Gravitational Instabilities, Chondrule Formation, and the FU Orionis Phenomenon

TL;DR

This paper investigates whether gravitational instabilities in protoplanetary disks can simultaneously explain chondrule formation and FU Orionis outbursts through analytic and numerical methods.

Contribution

It demonstrates that burst-like gravitational instabilities can produce shocks for chondrule formation and cause outbursts, with detailed analysis of different radial locations and disk stability.

Findings

GIs near 4-5 AU can produce chondrule-forming shocks under extreme conditions.

GIs can generate high mass fluxes associated with FU Orionis outbursts.

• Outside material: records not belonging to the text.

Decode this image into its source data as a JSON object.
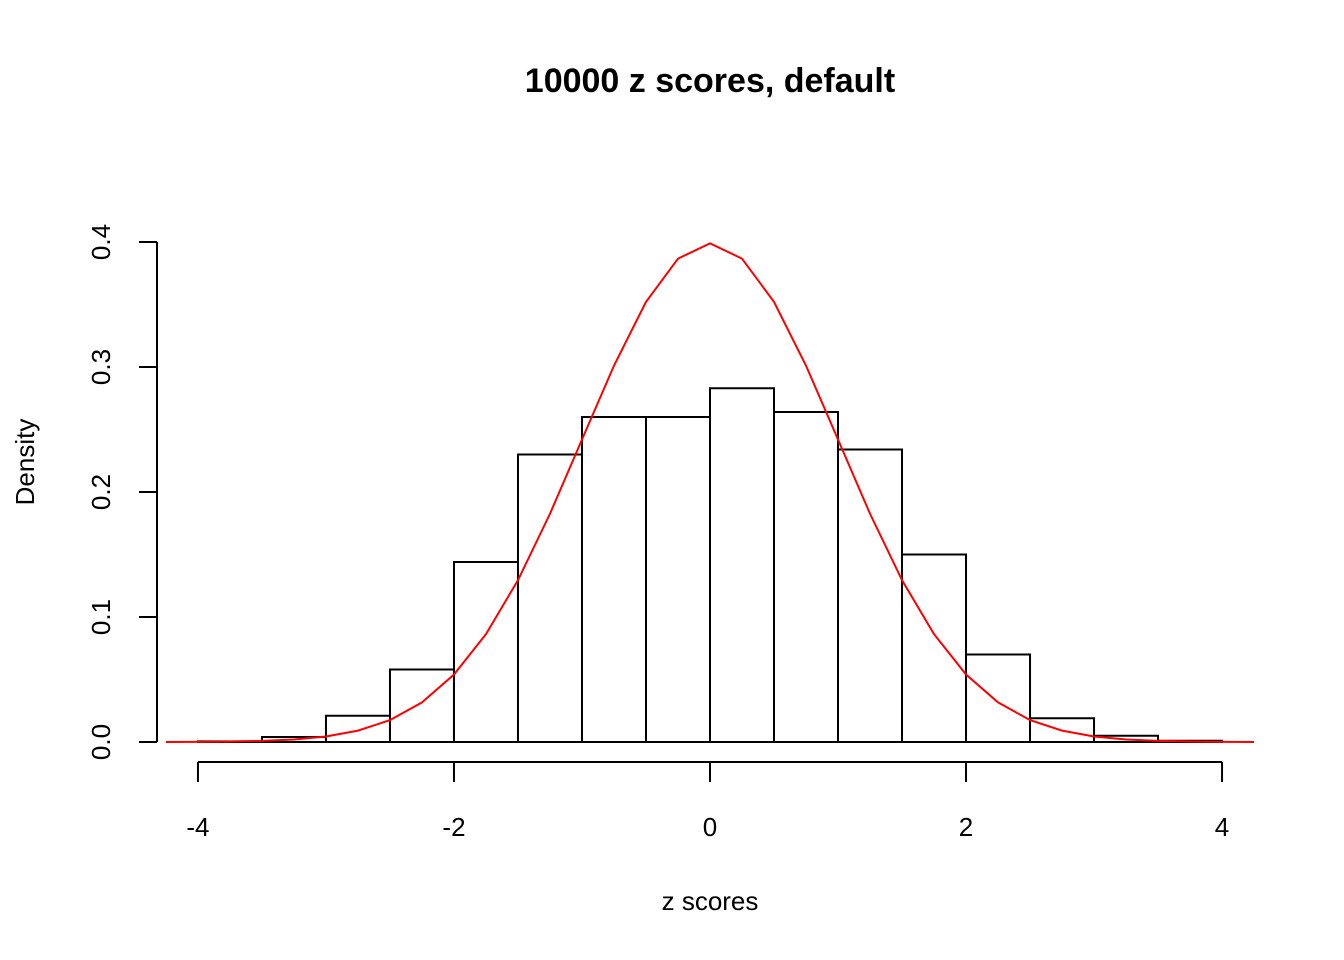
{
  "chart_data": {
    "type": "histogram",
    "title": "10000 z scores, default",
    "x_label": "z scores",
    "y_label": "Density",
    "bins": [
      -4,
      -3.5,
      -3,
      -2.5,
      -2,
      -1.5,
      -1,
      -0.5,
      0,
      0.5,
      1,
      1.5,
      2,
      2.5,
      3,
      3.5,
      4
    ],
    "values": [
      0.0005,
      0.004,
      0.021,
      0.058,
      0.144,
      0.23,
      0.26,
      0.26,
      0.283,
      0.264,
      0.234,
      0.15,
      0.07,
      0.019,
      0.005,
      0.001
    ],
    "color": "#ffffff",
    "curve": {
      "color": "#ff0000",
      "x": [
        -4.25,
        -4,
        -3.75,
        -3.5,
        -3.25,
        -3,
        -2.75,
        -2.5,
        -2.25,
        -2,
        -1.75,
        -1.5,
        -1.25,
        -1,
        -0.75,
        -0.5,
        -0.25,
        0,
        0.25,
        0.5,
        0.75,
        1,
        1.25,
        1.5,
        1.75,
        2,
        2.25,
        2.5,
        2.75,
        3,
        3.25,
        3.5,
        3.75,
        4,
        4.25
      ],
      "y": [
        5e-05,
        0.0001,
        0.0004,
        0.0009,
        0.002,
        0.0044,
        0.0091,
        0.0175,
        0.0317,
        0.054,
        0.0863,
        0.1295,
        0.1826,
        0.242,
        0.3011,
        0.3521,
        0.3867,
        0.3989,
        0.3867,
        0.3521,
        0.3011,
        0.242,
        0.1826,
        0.1295,
        0.0863,
        0.054,
        0.0317,
        0.0175,
        0.0091,
        0.0044,
        0.002,
        0.0009,
        0.0004,
        0.0001,
        5e-05
      ]
    },
    "xlim": [
      -4.32,
      4.32
    ],
    "ylim": [
      -0.016,
      0.416
    ],
    "xticks": [
      -4,
      -2,
      0,
      2,
      4
    ],
    "yticks": [
      {
        "value": 0,
        "label": "0.0"
      },
      0.1,
      0.2,
      0.3,
      0.4
    ]
  }
}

Disks remain stable against fragmentation despite high resolution and varying opacities.

Abstract

Using analytic arguments and numerical simulations, we examine whether chondrule formation and the FU Orionis phenomenon can be caused by the burst-like onset of gravitational instabilities (GIs) in dead zones. At least two scenarios for bursting dead zones can work, in principle. If the disk is on the verge of fragmention, GI activation near $r\sim4$ to 5 AU can produce chondrule-forming shocks, at least under extreme conditions. Mass fluxes are also high enough during the onset of GIs to suggest that the outburst is related to an FU Orionis phenomenon. This situation is demonstrated by numerical simulations. In contrast, as supported by analytic arguments, if the burst takes place close to $r\sim1$ AU, then even low pitch angle spiral waves can create chondrule-producing shocks and outbursts. We also study the stability of the massive disks in our simulations against fragmentation and find that although disk evolution is sensitive to changes in opacity, the disks we study do not fragment, even at high resolution and even for extreme assumptions.